Portanto, acredito que essas comunidades indígenas brasileiras estão nesse debate de recriar a sua identidade de várias maneiras: ou virando índio evangélico, ou virando índio ex-caboclo. Eu acho que tem um pouco de tudo entre estes dois exemplos. Muitos antropólogos vem há tempos estudando estes processos. Agora, o que não dá mais é para a gente ficar ignorando esses processos e dizer aos índios para “serem índios”, isto é, ficarem lá no passado, continuar a andar nus, ou não usar aparelhos eletrônicos. Eu acho ótimo que as aldeias indígenas hoje tenham internet. No Xingu, por exemplo, eles têm uma tradição estética que lhes torna cineastas maravilhosos, porque eles têm preocupação particular com enquadramento e com a linguagem imagética em geral.  Faz parte da estética xinguana. Então, quando você dá uma câmera na mão de um índio xinguano, saem filmes maravilhosos. Temos visto aí essa produção cinematográfica incentivada pelo projeto Vídeo nas Aldeias há mais de 20 anos.  

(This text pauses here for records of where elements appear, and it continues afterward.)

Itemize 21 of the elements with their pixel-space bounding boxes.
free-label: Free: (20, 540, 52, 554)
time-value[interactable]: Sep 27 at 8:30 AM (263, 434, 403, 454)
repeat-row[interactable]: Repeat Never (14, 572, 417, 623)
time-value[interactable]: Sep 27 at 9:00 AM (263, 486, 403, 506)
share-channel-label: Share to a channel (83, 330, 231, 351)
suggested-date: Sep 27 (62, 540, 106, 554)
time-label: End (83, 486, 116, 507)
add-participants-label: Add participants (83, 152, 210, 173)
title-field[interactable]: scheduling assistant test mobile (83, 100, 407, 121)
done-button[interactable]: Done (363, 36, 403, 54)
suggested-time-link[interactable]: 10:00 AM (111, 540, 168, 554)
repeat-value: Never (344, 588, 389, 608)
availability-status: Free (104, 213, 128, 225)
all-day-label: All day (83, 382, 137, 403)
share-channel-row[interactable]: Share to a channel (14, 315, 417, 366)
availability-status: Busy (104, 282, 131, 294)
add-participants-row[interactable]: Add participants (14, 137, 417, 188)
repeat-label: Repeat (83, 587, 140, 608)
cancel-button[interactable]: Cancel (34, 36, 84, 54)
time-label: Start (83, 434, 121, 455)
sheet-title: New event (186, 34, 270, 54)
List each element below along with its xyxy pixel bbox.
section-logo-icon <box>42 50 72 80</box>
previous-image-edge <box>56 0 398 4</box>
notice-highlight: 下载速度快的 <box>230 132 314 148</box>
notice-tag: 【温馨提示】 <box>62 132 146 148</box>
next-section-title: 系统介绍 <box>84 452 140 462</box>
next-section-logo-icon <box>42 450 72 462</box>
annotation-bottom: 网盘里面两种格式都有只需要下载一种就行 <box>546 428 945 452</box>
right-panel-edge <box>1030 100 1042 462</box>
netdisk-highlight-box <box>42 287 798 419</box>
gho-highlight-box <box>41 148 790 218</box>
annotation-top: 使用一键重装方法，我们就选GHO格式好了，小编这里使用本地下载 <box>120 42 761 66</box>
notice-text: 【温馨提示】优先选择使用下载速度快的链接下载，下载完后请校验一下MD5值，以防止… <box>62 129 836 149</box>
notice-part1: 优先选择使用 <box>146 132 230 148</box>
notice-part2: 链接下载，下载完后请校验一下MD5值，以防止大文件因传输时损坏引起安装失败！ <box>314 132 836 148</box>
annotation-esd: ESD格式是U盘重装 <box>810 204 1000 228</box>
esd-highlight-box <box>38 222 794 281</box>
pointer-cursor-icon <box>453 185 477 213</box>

Então, em minha opinião, temos que abrir a oportunidade aos índios de se inserirem na modernidade, mas sempre lhe dando o direito de continuar a ser índio, dado que isso é garantido pela Constituição Federal de 1988. E mais ainda, temos que reconhecer de uma forma mais simétrica, a diferença e a autonomia do pensamento indígena. 

Você já efetuou inúmeras pesquisas sobre acervos documentais no exterior, e inclusive já participou de várias mostras internacionais que trabalharam com temas ligados à produção material e imaterial dos povos indígenas brasileiros, como as exposições Unknown Amazon, em Londres (2001), Brazil, native traditions, em Pequim (2003) e Brésil Indien, em Paris (2005). Na sua visão, como e qual é a receptividade dos objetos indígenas brasileiros no exterior?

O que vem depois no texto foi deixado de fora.